Das Weltmeister-Team um Max Verstappen: Red Bull besitzt aber noch ein zweites Team in der Königsklasse des Motorsports.dpa

Neben Sport und Getränken spielen auch Medien eine große Rolle im Reich des Getränkeriesen. Im Red Bull Media House hatte Dietrich Mateschitz vor eineinhalb Jahrzehnten die Medienaktivitäten gebündelt. Die Gesellschaft versteht sich als global agierendes Multiplattform-Medienunternehmen – ein Verweis auf das Bouquet von Aktivitäten mit Ausrichtung auf Lifestyle, Sport und Kultur, die von Fuschl aus verantwortet werden. Nicht zuletzt gehört die elektronische Medienvielfalt zum Haus. So betreibt Red Bull einen Youtube-Kanal mit 19,5 Millionen Abonnenten.

„Das Potential ist unglaublich“

Aber auch traditionellere Kanäle werden bespielt. Heute ist Servus TV mit Monatsmarktanteilen von zuletzt meist knapp über vier Prozent in der Gesamtzielgruppe stärkster Privatsender in Österreich. Punkten kann der Salzburger Sender beim Publikum vor allem mit teuren Sportrechten wie der Formel 1 oder im Fußball, die er dem öffentlich-rechtlichen Sender ORF zusehends streitig macht. Nicht zuletzt komplettieren zahlreiche Printprodukte die Markenfamilie und erreichen damit ein Millionenpublikum.

Red Bull gehört laut dem European Brand Institute als einziges österreichisches Unternehmen zu den 100 wertvollsten Marken der Welt. Martin Fassnacht, Professor für Strategie und Marketing an der WHU – Otto Beisheim School of Management in Düsseldorf, erklärt die Markenstärke so: „Sie ist sehr emotional – Verbraucher haben positive Assoziationen beim Konsum wie Spaß und Freude – und stark symbolisch – ich beeindrucke mein soziales Umfeld durch den Konsum von Red Bull – aufgeladen.
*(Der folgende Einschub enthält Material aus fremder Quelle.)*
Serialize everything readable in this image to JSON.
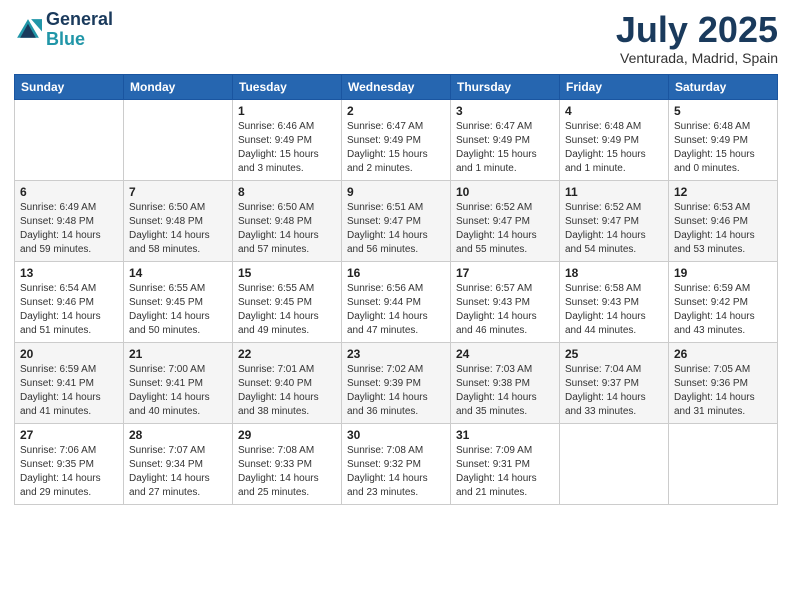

Das macht starke Marken aus. Da Red Bull eine starke Marke ist, haben es Imitate schwer.“

Auch wenn Beobachter nach dem Tod des Gründers von mehr Kostendruck sprechen: Am Erfolg des Getränkeriesen ändert sich auch mit einem externen Management nichts. Darauf deuten Aussagen eines langjährigen Weggefährten des Gründers hin. Volker Viechtbauer stand drei Jahrzehnte an der Seite des Marketinggenies, war Chefjurist und Personalchef des Konzerns.

Vor einem Jahr sagte er anlässlich der Veröffentlichung eines Buchs über die Erfolgsgeschichte von Mateschitz: „Das Potential ist unglaublich.“ Im Heimatmarkt Österreich liege der Pro-Kopf-Verbrauch des Energydrinks statistisch bei 35 Dosen im Jahr, in den Vereinigten Staaten erst bei etwa 13. „Wenn wir alles richtig machen, können wir den Umsatz in den nächsten 15 Jahren noch deutlich steigern.“ Jürgen Klopp dürfte seinen Teil dazu beitragen.